Laboratory of Experimental Surgery and Surgical Research N.S. Christeas, Athens University Medical School, National and Kapodistrian University of Athens, Athens, Greece.
First Department of Obstetrics and Gynaecology, Alexandra Hospital, National and Kapodistrian University of Athens, Athens, Greece.
J Antimicrob Chemother. 2020 Jul 1;75(7):1689-1698. doi: 10.1093/jac/dkaa064.
Colistin represents a polypeptide used for the treatment of MDR microorganisms, although the optimal dosing strategy is under investigation. The present meta-analysis aims to determine whether the administration of a colistin loading dose in patients receiving high-dose maintenance regimens changes the rates of treatment success and the risk of nephrotoxicity.
Medline, Scopus, CENTRAL, Clinicaltrials.gov and Google Scholar were systematically searched from inception to 18 November 2019. Studies were considered eligible if they reported clinical outcomes among patients receiving high-dose colistin therapy with and without the administration of a loading dose. Meta-analysis was performed by fitting a random-effects model.

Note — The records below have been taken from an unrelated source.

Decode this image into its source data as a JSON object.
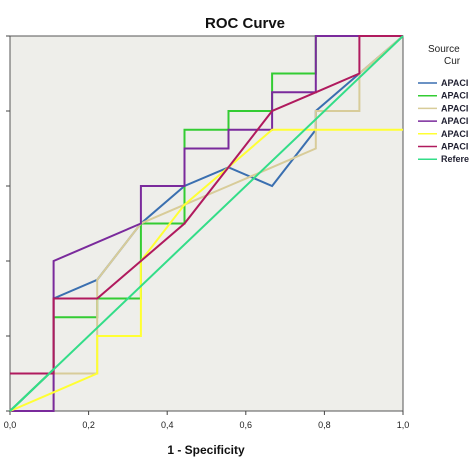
{
  "chart_data": {
    "type": "line",
    "title": "ROC Curve",
    "xlabel": "1 - Specificity",
    "ylabel": "",
    "xlim": [
      0,
      1
    ],
    "ylim": [
      0,
      1
    ],
    "x_ticks": [
      "0,0",
      "0,2",
      "0,4",
      "0,6",
      "0,8",
      "1,0"
    ],
    "grid": false,
    "legend": {
      "title_lines": [
        "Source",
        "Cur"
      ],
      "placement": "right",
      "entries": [
        "APACI",
        "APACI",
        "APACI",
        "APACI",
        "APACI",
        "APACI",
        "Refere"
      ]
    },
    "series": [
      {
        "color": "#3a6fb0",
        "x": [
          0,
          0.111,
          0.111,
          0.222,
          0.333,
          0.444,
          0.556,
          0.667,
          0.778,
          0.778,
          0.889,
          1.0
        ],
        "y": [
          0,
          0.111,
          0.3,
          0.35,
          0.5,
          0.6,
          0.65,
          0.6,
          0.75,
          0.8,
          0.9,
          1.0
        ]
      },
      {
        "color": "#33cc33",
        "x": [
          0,
          0.111,
          0.111,
          0.222,
          0.222,
          0.333,
          0.333,
          0.444,
          0.444,
          0.556,
          0.556,
          0.667,
          0.667,
          0.778,
          0.778,
          1.0
        ],
        "y": [
          0,
          0.111,
          0.25,
          0.25,
          0.3,
          0.3,
          0.5,
          0.5,
          0.75,
          0.75,
          0.8,
          0.8,
          0.9,
          0.9,
          1.0,
          1.0
        ]
      },
      {
        "color": "#d8cc99",
        "x": [
          0,
          0.111,
          0.111,
          0.222,
          0.222,
          0.333,
          0.444,
          0.556,
          0.667,
          0.778,
          0.778,
          0.889,
          0.889,
          1.0
        ],
        "y": [
          0,
          0.0,
          0.1,
          0.1,
          0.35,
          0.5,
          0.55,
          0.6,
          0.65,
          0.7,
          0.8,
          0.8,
          0.9,
          1.0
        ]
      },
      {
        "color": "#7a2a9c",
        "x": [
          0,
          0.111,
          0.111,
          0.333,
          0.333,
          0.444,
          0.444,
          0.556,
          0.556,
          0.667,
          0.667,
          0.778,
          0.778,
          0.889,
          0.889,
          1.0
        ],
        "y": [
          0,
          0.0,
          0.4,
          0.5,
          0.6,
          0.6,
          0.7,
          0.7,
          0.75,
          0.75,
          0.85,
          0.85,
          1.0,
          1.0,
          1.0,
          1.0
        ]
      },
      {
        "color": "#ffff33",
        "x": [
          0,
          0.111,
          0.222,
          0.222,
          0.333,
          0.333,
          0.444,
          0.556,
          0.667,
          0.778,
          0.889,
          1.0
        ],
        "y": [
          0,
          0.05,
          0.1,
          0.2,
          0.2,
          0.4,
          0.55,
          0.65,
          0.75,
          0.75,
          0.75,
          0.75
        ]
      },
      {
        "color": "#b01a5e",
        "x": [
          0,
          0.111,
          0.111,
          0.222,
          0.333,
          0.444,
          0.556,
          0.667,
          0.778,
          0.889,
          0.889,
          1.0
        ],
        "y": [
          0.1,
          0.1,
          0.3,
          0.3,
          0.4,
          0.5,
          0.65,
          0.8,
          0.85,
          0.9,
          1.0,
          1.0
        ]
      },
      {
        "color": "#33dd88",
        "x": [
          0,
          1
        ],
        "y": [
          0,
          1
        ]
      }
    ]
  }
}
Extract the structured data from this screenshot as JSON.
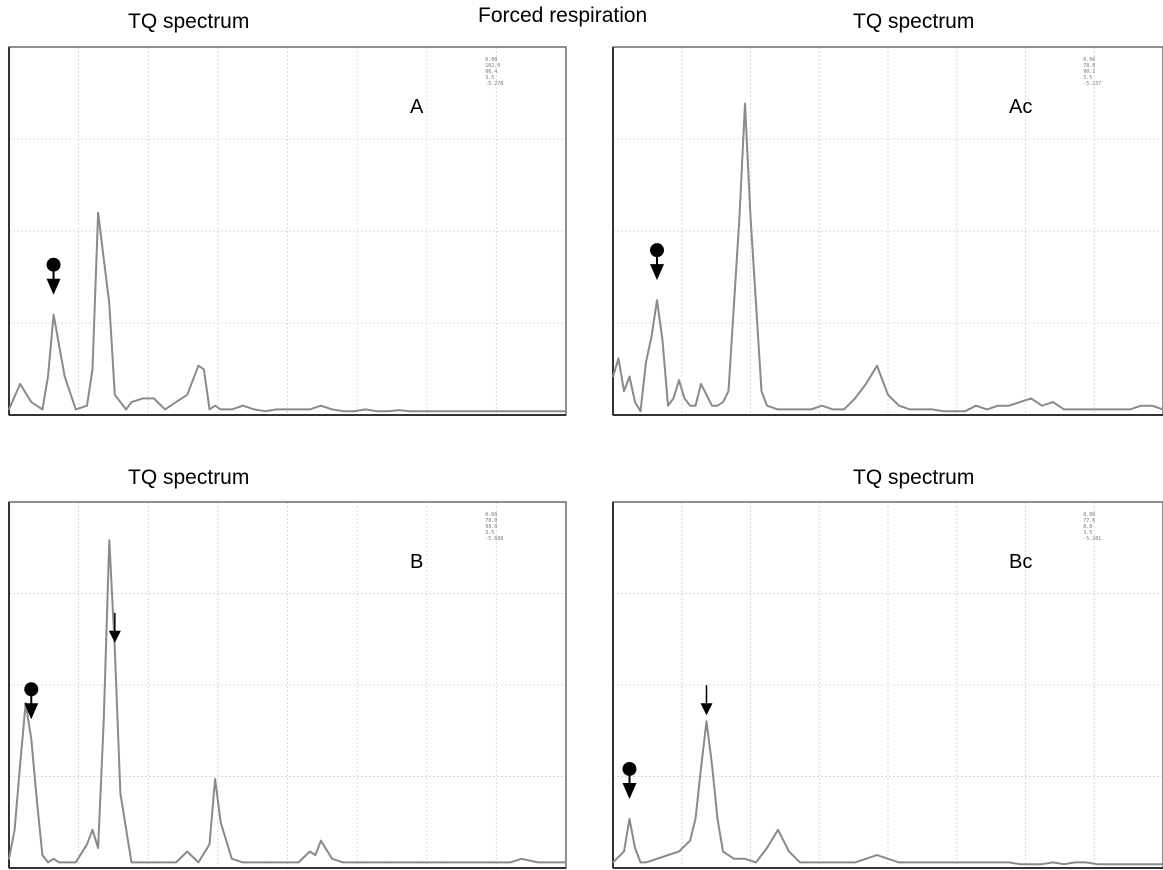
{
  "figure": {
    "center_title": "Forced respiration"
  },
  "chart_data": [
    {
      "id": "A",
      "type": "line",
      "title": "TQ spectrum",
      "panel_label": "A",
      "readout": [
        "0.00",
        "102.0",
        "96.4",
        "3.5",
        "-5.278"
      ],
      "xlim": [
        0,
        100
      ],
      "ylim": [
        0,
        100
      ],
      "x": [
        0,
        2,
        4,
        6,
        7,
        8,
        10,
        12,
        14,
        15,
        16,
        18,
        19,
        20,
        21,
        22,
        24,
        26,
        28,
        30,
        32,
        34,
        35,
        36,
        37,
        38,
        40,
        42,
        44,
        46,
        48,
        50,
        52,
        54,
        56,
        58,
        60,
        62,
        64,
        66,
        68,
        70,
        72,
        74,
        76,
        78,
        80,
        85,
        90,
        95,
        100
      ],
      "values": [
        1,
        8,
        3,
        1,
        10,
        27,
        10,
        1,
        2,
        12,
        55,
        30,
        5,
        3,
        1,
        3,
        4,
        4,
        1,
        3,
        5,
        13,
        12,
        1,
        2,
        1,
        1,
        2,
        1,
        0.5,
        1,
        1,
        1,
        1,
        2,
        1,
        0.5,
        0.5,
        1,
        0.5,
        0.5,
        0.8,
        0.5,
        0.5,
        0.5,
        0.5,
        0.5,
        0.5,
        0.5,
        0.5,
        0.5
      ],
      "markers": [
        {
          "x": 8,
          "type": "dot-arrow"
        }
      ]
    },
    {
      "id": "Ac",
      "type": "line",
      "title": "TQ spectrum",
      "panel_label": "Ac",
      "readout": [
        "0.00",
        "78.0",
        "90.1",
        "3.5",
        "-5.237"
      ],
      "xlim": [
        0,
        100
      ],
      "ylim": [
        0,
        100
      ],
      "x": [
        0,
        1,
        2,
        3,
        4,
        5,
        6,
        7,
        8,
        9,
        10,
        11,
        12,
        13,
        14,
        15,
        16,
        18,
        19,
        20,
        21,
        22,
        23,
        24,
        25,
        26,
        27,
        28,
        30,
        32,
        34,
        36,
        38,
        40,
        42,
        44,
        46,
        48,
        50,
        52,
        54,
        56,
        58,
        60,
        62,
        64,
        66,
        68,
        70,
        72,
        74,
        76,
        78,
        80,
        82,
        84,
        86,
        88,
        90,
        92,
        94,
        96,
        98,
        100
      ],
      "values": [
        10,
        15,
        6,
        10,
        3,
        0.5,
        14,
        21,
        31,
        20,
        2,
        4,
        9,
        4,
        2,
        2,
        8,
        2,
        2,
        3,
        6,
        30,
        54,
        85,
        54,
        30,
        6,
        2,
        1,
        1,
        1,
        1,
        2,
        1,
        1,
        4,
        8,
        13,
        5,
        2,
        1,
        1,
        1,
        0.5,
        0.5,
        0.5,
        2,
        1,
        2,
        2,
        3,
        4,
        2,
        3,
        1,
        1,
        1,
        1,
        1,
        1,
        1,
        2,
        2,
        1
      ],
      "markers": [
        {
          "x": 8,
          "type": "dot-arrow"
        }
      ]
    },
    {
      "id": "B",
      "type": "line",
      "title": "TQ spectrum",
      "panel_label": "B",
      "readout": [
        "0.00",
        "78.0",
        "99.0",
        "3.5",
        "-5.608"
      ],
      "xlim": [
        0,
        100
      ],
      "ylim": [
        0,
        100
      ],
      "x": [
        0,
        1,
        2,
        3,
        4,
        5,
        6,
        7,
        8,
        9,
        10,
        12,
        14,
        15,
        16,
        17,
        18,
        19,
        20,
        22,
        24,
        26,
        28,
        30,
        32,
        34,
        36,
        37,
        38,
        40,
        42,
        44,
        46,
        48,
        50,
        52,
        54,
        55,
        56,
        58,
        60,
        62,
        64,
        66,
        68,
        70,
        72,
        74,
        76,
        78,
        80,
        85,
        90,
        92,
        95,
        100
      ],
      "values": [
        2,
        10,
        28,
        45,
        35,
        18,
        3,
        1,
        2,
        1,
        1,
        1,
        6,
        10,
        5,
        40,
        90,
        60,
        20,
        1,
        1,
        1,
        1,
        1,
        4,
        1,
        6,
        24,
        12,
        2,
        1,
        1,
        1,
        1,
        1,
        1,
        4,
        3,
        7,
        2,
        1,
        1,
        1,
        1,
        1,
        1,
        1,
        1,
        1,
        1,
        1,
        1,
        1,
        2,
        1,
        1
      ],
      "markers": [
        {
          "x": 4,
          "type": "dot-arrow"
        },
        {
          "x": 19,
          "type": "arrow"
        }
      ]
    },
    {
      "id": "Bc",
      "type": "line",
      "title": "TQ spectrum",
      "panel_label": "Bc",
      "readout": [
        "0.00",
        "77.6",
        "8.8",
        "3.5",
        "-5.281"
      ],
      "xlim": [
        0,
        100
      ],
      "ylim": [
        0,
        100
      ],
      "x": [
        0,
        2,
        3,
        4,
        5,
        6,
        8,
        10,
        12,
        14,
        15,
        16,
        17,
        18,
        19,
        20,
        22,
        24,
        26,
        28,
        30,
        32,
        34,
        36,
        38,
        40,
        42,
        44,
        46,
        48,
        50,
        52,
        54,
        56,
        58,
        60,
        62,
        64,
        66,
        68,
        70,
        72,
        74,
        76,
        78,
        80,
        82,
        84,
        86,
        88,
        90,
        92,
        94,
        96,
        98,
        100
      ],
      "values": [
        1,
        4,
        13,
        5,
        1,
        1,
        2,
        3,
        4,
        7,
        13,
        27,
        40,
        28,
        13,
        4,
        2,
        2,
        1,
        5,
        10,
        4,
        1,
        1,
        1,
        1,
        1,
        1,
        2,
        3,
        2,
        1,
        1,
        1,
        1,
        1,
        1,
        1,
        1,
        1,
        1,
        1,
        0.5,
        0.5,
        0.5,
        1,
        0.5,
        1,
        1,
        0.5,
        0.5,
        0.5,
        0.5,
        0.5,
        0.5,
        0.5
      ],
      "markers": [
        {
          "x": 3,
          "type": "dot-arrow"
        },
        {
          "x": 17,
          "type": "arrow"
        }
      ]
    }
  ]
}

Eight (three prospective and five retrospective cohort) studies were included, comprising 1115 patients. The administration of a colistin loading dose was associated with significantly higher microbiological [risk ratio (RR) = 1.23, 95% CI = 1.10-1.39] but not clinical (RR = 1.04, 95% CI = 0.87-1.24) success. No significant associations were calculated for nephrotoxicity (RR = 1.31, 95% CI = 0.90-1.91) and mortality (RR = 1.03, 95% CI = 0.82-1.29) risk. The results remained stable after adjustments for small sample size, credibility ceilings, publication bias and risk of bias.

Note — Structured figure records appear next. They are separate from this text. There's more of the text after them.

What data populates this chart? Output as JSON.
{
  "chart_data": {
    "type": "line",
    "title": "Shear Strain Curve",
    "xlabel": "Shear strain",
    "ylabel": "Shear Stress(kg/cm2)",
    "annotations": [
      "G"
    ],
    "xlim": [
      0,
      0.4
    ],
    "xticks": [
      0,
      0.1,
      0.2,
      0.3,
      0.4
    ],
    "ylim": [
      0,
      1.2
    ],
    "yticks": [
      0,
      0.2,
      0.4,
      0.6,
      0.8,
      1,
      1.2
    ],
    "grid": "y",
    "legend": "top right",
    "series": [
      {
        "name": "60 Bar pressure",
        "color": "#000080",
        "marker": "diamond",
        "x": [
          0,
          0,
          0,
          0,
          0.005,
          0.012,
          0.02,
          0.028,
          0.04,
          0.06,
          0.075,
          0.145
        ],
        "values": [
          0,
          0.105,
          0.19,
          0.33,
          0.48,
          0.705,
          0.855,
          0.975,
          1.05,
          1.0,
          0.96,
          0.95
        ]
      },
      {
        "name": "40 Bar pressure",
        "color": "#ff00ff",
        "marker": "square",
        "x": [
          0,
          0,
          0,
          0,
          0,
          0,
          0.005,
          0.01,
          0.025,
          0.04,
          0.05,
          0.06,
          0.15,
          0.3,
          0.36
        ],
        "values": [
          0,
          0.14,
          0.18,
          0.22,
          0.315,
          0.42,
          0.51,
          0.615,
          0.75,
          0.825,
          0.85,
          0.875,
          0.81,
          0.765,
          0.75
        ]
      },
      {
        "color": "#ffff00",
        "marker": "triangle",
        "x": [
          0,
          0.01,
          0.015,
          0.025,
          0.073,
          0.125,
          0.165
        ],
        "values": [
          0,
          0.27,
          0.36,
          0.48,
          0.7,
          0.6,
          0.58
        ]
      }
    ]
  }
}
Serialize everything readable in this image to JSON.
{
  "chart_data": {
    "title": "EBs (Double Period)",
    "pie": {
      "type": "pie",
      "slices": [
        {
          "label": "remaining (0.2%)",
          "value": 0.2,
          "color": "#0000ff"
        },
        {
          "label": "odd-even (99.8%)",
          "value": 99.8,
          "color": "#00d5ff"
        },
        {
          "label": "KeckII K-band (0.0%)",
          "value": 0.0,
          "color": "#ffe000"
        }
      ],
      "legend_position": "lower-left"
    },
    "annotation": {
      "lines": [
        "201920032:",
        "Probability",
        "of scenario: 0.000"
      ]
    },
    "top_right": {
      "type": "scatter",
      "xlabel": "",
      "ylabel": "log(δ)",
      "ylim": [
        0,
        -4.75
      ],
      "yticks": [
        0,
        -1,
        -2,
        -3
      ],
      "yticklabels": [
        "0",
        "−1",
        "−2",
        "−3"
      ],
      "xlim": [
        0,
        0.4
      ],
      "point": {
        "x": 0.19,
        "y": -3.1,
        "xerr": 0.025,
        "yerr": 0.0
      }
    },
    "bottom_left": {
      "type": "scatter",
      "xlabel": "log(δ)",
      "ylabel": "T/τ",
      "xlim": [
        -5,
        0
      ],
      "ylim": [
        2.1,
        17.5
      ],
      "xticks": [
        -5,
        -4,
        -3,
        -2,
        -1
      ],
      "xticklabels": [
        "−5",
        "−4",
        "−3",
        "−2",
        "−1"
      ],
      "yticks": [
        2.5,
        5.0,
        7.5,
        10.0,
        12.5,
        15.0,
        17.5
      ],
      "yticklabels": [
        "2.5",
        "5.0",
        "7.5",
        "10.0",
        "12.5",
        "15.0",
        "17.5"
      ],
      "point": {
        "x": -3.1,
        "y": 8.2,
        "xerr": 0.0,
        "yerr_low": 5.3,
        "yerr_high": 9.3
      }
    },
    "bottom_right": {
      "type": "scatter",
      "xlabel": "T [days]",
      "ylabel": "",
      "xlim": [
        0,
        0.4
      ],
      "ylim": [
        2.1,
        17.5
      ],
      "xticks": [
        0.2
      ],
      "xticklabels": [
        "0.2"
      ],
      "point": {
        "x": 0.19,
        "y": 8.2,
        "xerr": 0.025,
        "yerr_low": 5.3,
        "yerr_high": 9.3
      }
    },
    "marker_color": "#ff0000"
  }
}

Observational evidence suggests that the administration of a colistin loading dose in patients receiving high maintenance dosage regimens is significantly associated with higher rates of microbiological response, but does not change clinical cure, mortality or nephrotoxicity risk. The dosing regimen that would provide the optimal balance between treatment efficacy and safety needs to be determined by future randomized controlled trials.

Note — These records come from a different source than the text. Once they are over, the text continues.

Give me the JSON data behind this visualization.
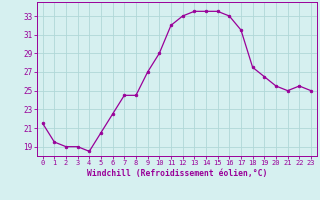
{
  "x": [
    0,
    1,
    2,
    3,
    4,
    5,
    6,
    7,
    8,
    9,
    10,
    11,
    12,
    13,
    14,
    15,
    16,
    17,
    18,
    19,
    20,
    21,
    22,
    23
  ],
  "y": [
    21.5,
    19.5,
    19.0,
    19.0,
    18.5,
    20.5,
    22.5,
    24.5,
    24.5,
    27.0,
    29.0,
    32.0,
    33.0,
    33.5,
    33.5,
    33.5,
    33.0,
    31.5,
    27.5,
    26.5,
    25.5,
    25.0,
    25.5,
    25.0
  ],
  "line_color": "#990099",
  "marker_color": "#990099",
  "bg_color": "#d6f0f0",
  "grid_color": "#b0d8d8",
  "tick_label_color": "#990099",
  "xlabel": "Windchill (Refroidissement éolien,°C)",
  "xlabel_color": "#990099",
  "ylim": [
    18.0,
    34.5
  ],
  "yticks": [
    19,
    21,
    23,
    25,
    27,
    29,
    31,
    33
  ],
  "xticks": [
    0,
    1,
    2,
    3,
    4,
    5,
    6,
    7,
    8,
    9,
    10,
    11,
    12,
    13,
    14,
    15,
    16,
    17,
    18,
    19,
    20,
    21,
    22,
    23
  ],
  "font_family": "monospace"
}
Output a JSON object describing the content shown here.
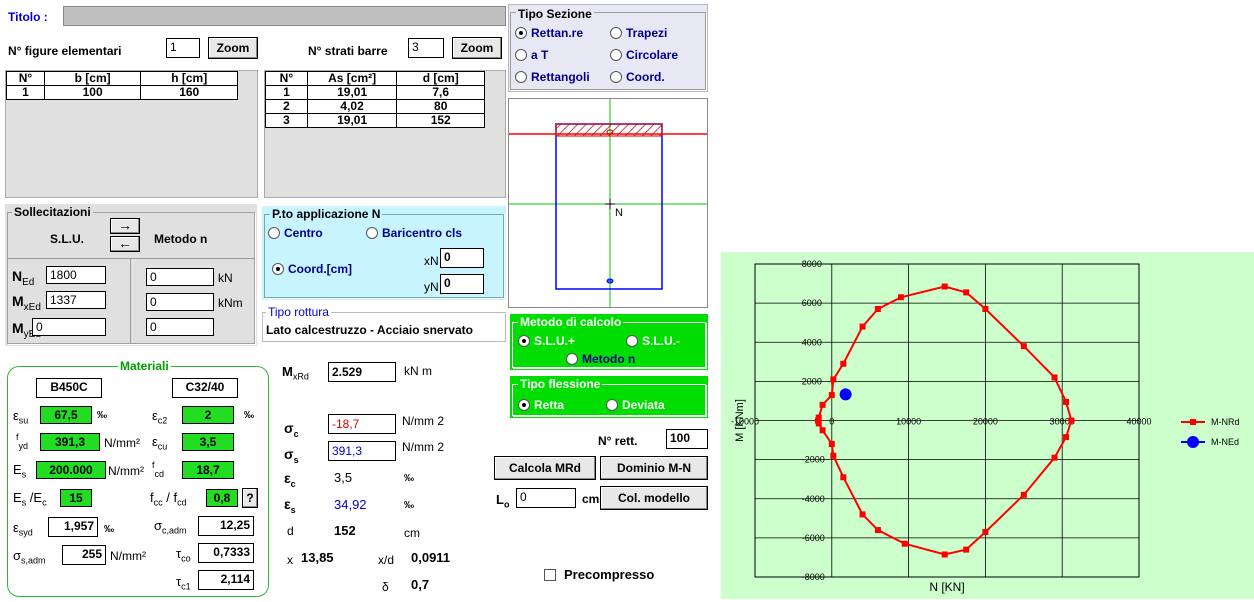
{
  "title": {
    "label": "Titolo :",
    "value": ""
  },
  "figure": {
    "label": "N° figure elementari",
    "value": "1",
    "zoom": "Zoom",
    "headers": [
      "N°",
      "b [cm]",
      "h [cm]"
    ],
    "rows": [
      [
        "1",
        "100",
        "160"
      ]
    ]
  },
  "strati": {
    "label": "N° strati barre",
    "value": "3",
    "zoom": "Zoom",
    "headers": [
      "N°",
      "As [cm²]",
      "d [cm]"
    ],
    "rows": [
      [
        "1",
        "19,01",
        "7,6"
      ],
      [
        "2",
        "4,02",
        "80"
      ],
      [
        "3",
        "19,01",
        "152"
      ]
    ]
  },
  "tipo_sezione": {
    "legend": "Tipo Sezione",
    "options": [
      "Rettan.re",
      "Trapezi",
      "a T",
      "Circolare",
      "Rettangoli",
      "Coord."
    ],
    "selected": "Rettan.re"
  },
  "section": {
    "n_label": "N"
  },
  "sollecitazioni": {
    "legend": "Sollecitazioni",
    "slu": "S.L.U.",
    "metodo": "Metodo n",
    "ned_label": "N",
    "ned_sub": "Ed",
    "ned": "1800",
    "ned_n": "0",
    "ned_unit": "kN",
    "mxed_label": "M",
    "mxed_sub": "xEd",
    "mxed": "1337",
    "mxed_n": "0",
    "mxed_unit": "kNm",
    "myed_label": "M",
    "myed_sub": "yEd",
    "myed": "0",
    "myed_n": "0"
  },
  "applicazione": {
    "legend": "P.to applicazione N",
    "centro": "Centro",
    "baricentro": "Baricentro cls",
    "coord": "Coord.[cm]",
    "xn_label": "xN",
    "xn": "0",
    "yn_label": "yN",
    "yn": "0"
  },
  "rottura": {
    "legend": "Tipo rottura",
    "value": "Lato calcestruzzo - Acciaio snervato"
  },
  "metodo_calcolo": {
    "legend": "Metodo di calcolo",
    "slu_plus": "S.L.U.+",
    "slu_minus": "S.L.U.-",
    "metodo_n": "Metodo n"
  },
  "flessione": {
    "legend": "Tipo flessione",
    "retta": "Retta",
    "deviata": "Deviata"
  },
  "materiali": {
    "legend": "Materiali",
    "steel": "B450C",
    "concrete": "C32/40",
    "esu": "67,5",
    "esu_unit": "‰",
    "ec2": "2",
    "ec2_unit": "‰",
    "fyd": "391,3",
    "fyd_unit": "N/mm²",
    "ecu": "3,5",
    "es": "200.000",
    "es_unit": "N/mm²",
    "fcd": "18,7",
    "es_ec": "15",
    "fcc_fcd": "0,8",
    "help": "?",
    "esyd": "1,957",
    "esyd_unit": "‰",
    "sc_adm": "12,25",
    "ss_adm": "255",
    "ss_unit": "N/mm²",
    "tco": "0,7333",
    "tc1": "2,114"
  },
  "results": {
    "mxrd_label": "M",
    "mxrd_sub": "xRd",
    "mxrd": "2.529",
    "mxrd_unit": "kN m",
    "sc": "-18,7",
    "sc_unit": "N/mm 2",
    "ss": "391,3",
    "ss_unit": "N/mm 2",
    "ec": "3,5",
    "ec_unit": "‰",
    "es": "34,92",
    "es_unit": "‰",
    "d_label": "d",
    "d": "152",
    "d_unit": "cm",
    "x_label": "x",
    "x": "13,85",
    "xd_label": "x/d",
    "xd": "0,0911",
    "delta_label": "δ",
    "delta": "0,7"
  },
  "right": {
    "nrett_label": "N° rett.",
    "nrett": "100",
    "calcola": "Calcola MRd",
    "dominio": "Dominio M-N",
    "lo_label": "L",
    "lo_sub": "o",
    "lo": "0",
    "lo_unit": "cm",
    "col": "Col. modello",
    "precompresso": "Precompresso"
  },
  "chart_data": {
    "type": "scatter",
    "xlabel": "N [KN]",
    "ylabel": "M [KNm]",
    "xlim": [
      -10000,
      40000
    ],
    "ylim": [
      -8000,
      8000
    ],
    "grid": true,
    "legend": "right",
    "xticks": [
      "-10000",
      "0",
      "10000",
      "20000",
      "30000",
      "40000"
    ],
    "yticks": [
      "8000",
      "6000",
      "4000",
      "2000",
      "0",
      "-2000",
      "-4000",
      "-6000",
      "-8000"
    ],
    "series": [
      {
        "name": "M-NRd",
        "color": "#ff0000",
        "points": [
          [
            -1800,
            0
          ],
          [
            -1700,
            150
          ],
          [
            -1200,
            800
          ],
          [
            0,
            1300
          ],
          [
            200,
            2100
          ],
          [
            1500,
            2900
          ],
          [
            4000,
            4800
          ],
          [
            6000,
            5700
          ],
          [
            9000,
            6300
          ],
          [
            14700,
            6850
          ],
          [
            17500,
            6550
          ],
          [
            20000,
            5700
          ],
          [
            25000,
            3800
          ],
          [
            29000,
            2200
          ],
          [
            30500,
            950
          ],
          [
            31200,
            0
          ],
          [
            30500,
            -850
          ],
          [
            29000,
            -1900
          ],
          [
            25000,
            -3800
          ],
          [
            20000,
            -5700
          ],
          [
            17500,
            -6600
          ],
          [
            14700,
            -6850
          ],
          [
            9500,
            -6300
          ],
          [
            6000,
            -5600
          ],
          [
            4000,
            -4800
          ],
          [
            1500,
            -2900
          ],
          [
            200,
            -1800
          ],
          [
            0,
            -1200
          ],
          [
            -1200,
            -500
          ],
          [
            -1700,
            -150
          ],
          [
            -1800,
            0
          ]
        ]
      },
      {
        "name": "M-NEd",
        "color": "#0000ff",
        "points": [
          [
            1800,
            1337
          ]
        ]
      }
    ]
  }
}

多黏菌素是一种用于治疗耐多药微生物的多肽药物,但其最佳给药方案仍在研究中。本荟萃分析旨在确定在接受高剂量维持治疗方案的患者中给予多黏菌素负荷剂量是否会改变治疗成功率和肾毒性风险。
系统检索了 Medline、Scopus、CENTRAL、Clinicaltrials.gov 和 Google Scholar 从建库到 2019 年 11 月 18 日的数据。如果研究报告了接受高剂量多黏菌素治疗的患者中有无负荷剂量给药的临床结局,则认为其符合纳入标准。采用随机效应模型进行荟萃分析。
共纳入 8 项(3 项前瞻性研究和 5 项回顾性队列研究)研究,共纳入 1115 例患者。给予多黏菌素负荷剂量与微生物学成功率显著提高相关[风险比(RR)=1.23,95%可信区间(CI)=1.10-1.39],但与临床成功率无关(RR=1.04,95%CI=0.87-1.24)。未发现肾毒性(RR=1.31,95%CI=0.90-1.91)和死亡率(RR=1.03,95%CI=0.82-1.29)风险存在显著相关性。在对小样本量、可信度上限、发表偏倚和偏倚风险进行调整后,结果仍然稳定。
观察性证据表明,在接受高维持剂量方案治疗的患者中给予多黏菌素负荷剂量与更高的微生物学反应率显著相关,但不会改变临床治愈率、死亡率或肾毒性风险。需要进一步的随机对照试验来确定在治疗效果和安全性之间提供最佳平衡的给药方案。